Pembudayaan shalat tepat waktu juga ditunjang dengan aturan yang mengharuskan masjid hanya boleh dibuka 20 menit sebelum shalat dan ditutup 20 menit setelah shalat. Sehingga, warga terkondisikan untuk shalat tepat waktu.
"Sudah menjadi aturan baku. 20 menit sebelum shalat dan 20 menit setelah shalat masjid harus ditutup. Kecuali antara maghrib dan isya. Hal ini juga untuk mengantisipasi masjid dipakai tidur oleh umal (pekerja, red)," kata salah satu ta'mir masjid asal Jawa Barat di kawasan Syisyah.
Masjid yang "buka 24 jam" memang hanya masjid-masjid utama. Seperti Masjidil Haram, Masjid Nabawi, juga beberapa masjid yang sering digunakan sebagai tempat miqat umrah. Di tempat-tempat ini, juga khusus disediakan tempat shalat Muslimah.
Tradisi shalat tepat waktu secara berjamaah tentu sangat positif. Apakah karena faktor kesadaran, atau "tuntutan qanun", setidaknya amaliah utama ini telah terpatri dalam keseharian masyarakat di Tanah Haram secara turun temurun.

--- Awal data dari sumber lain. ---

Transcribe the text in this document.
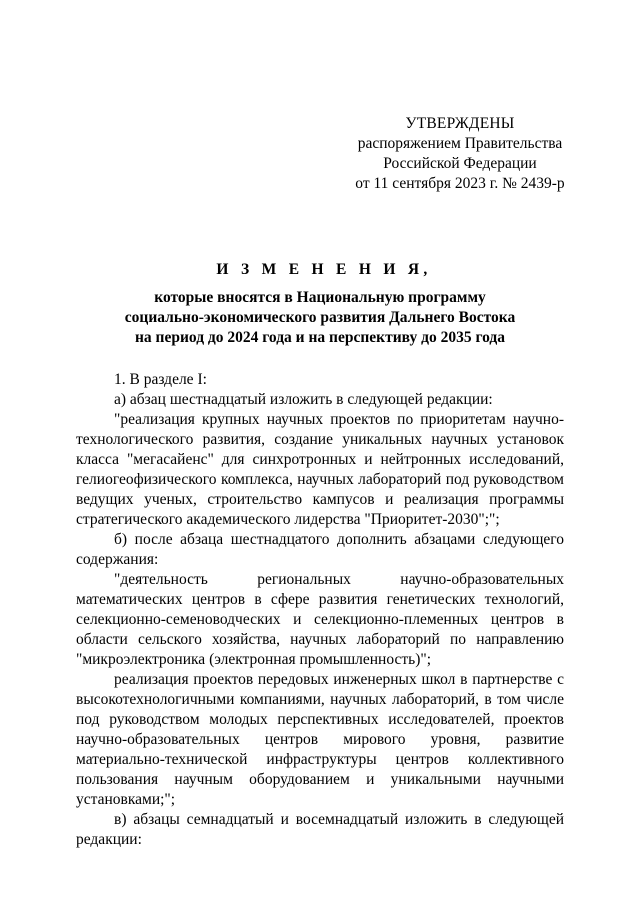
УТВЕРЖДЕНЫ
распоряжением Правительства
Российской Федерации
от 11 сентября 2023 г. № 2439-р
И З М Е Н Е Н И Я,
которые вносятся в Национальную программу
социально-экономического развития Дальнего Востока
на период до 2024 года и на перспективу до 2035 года

1. В разделе I:

а) абзац шестнадцатый изложить в следующей редакции:

"реализация крупных научных проектов по приоритетам научно-технологического развития, создание уникальных научных установок класса "мегасайенс" для синхротронных и нейтронных исследований, гелиогеофизического комплекса, научных лабораторий под руководством ведущих ученых, строительство кампусов и реализация программы стратегического академического лидерства "Приоритет-2030";";

б) после абзаца шестнадцатого дополнить абзацами следующего содержания:

"деятельность региональных научно-образовательных математических центров в сфере развития генетических технологий, селекционно-семеноводческих и селекционно-племенных центров в области сельского хозяйства, научных лабораторий по направлению "микроэлектроника (электронная промышленность)";

реализация проектов передовых инженерных школ в партнерстве с высокотехнологичными компаниями, научных лабораторий, в том числе под руководством молодых перспективных исследователей, проектов научно-образовательных центров мирового уровня, развитие материально-технической инфраструктуры центров коллективного пользования научным оборудованием и уникальными научными установками;";

в) абзацы семнадцатый и восемнадцатый изложить в следующей редакции:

Peristiwa menarik sempat kami alami saat harus melakukan liputan di kawasan pasar hewan ternama Majaazir Mu'aisyim. Saat itu sudah hampir masuk waktu dzuhur, sedangkan aktivitas relatif padat. Tampaknya tidak ada masjid yang dekat. Yang ada hanyalah jajaran kandang kambing dan domba.
Ternyata, dalam kondisi itu, para "pengurus kambing" punya cara tersendiri untuk shalat berjamaah. Pada area tertentu, mereka sudah membentuk bangunan bertingkat. Bagian bawahnya kandang kambing, dan bagian atasnya ruangan lapang yang bersih untuk berbagai keperluan. Utamanya shalat dan istirahat.
Dus, ketika waktu shalat tiba, adzan langsung dikumandangkan dari ruangan di atas kandang. Mereka pun langsung berkumpul di tempat tersebut. Arus jamaah terus bergerak hingga waktu iqamah tiba.
Penulis berkesempatan shalat di tempat tersebut, tepatnya di area kandang Al-Munief for Livestock Alhamdulillaah, shalat tetap terasa nyaman. Walaupun pada banyak kesempatan, ada bulu-bulu ternak yang beterbangan dan "aroma khas" kandang kambing yang menyeruak di sela-sela ruku' dan sujud.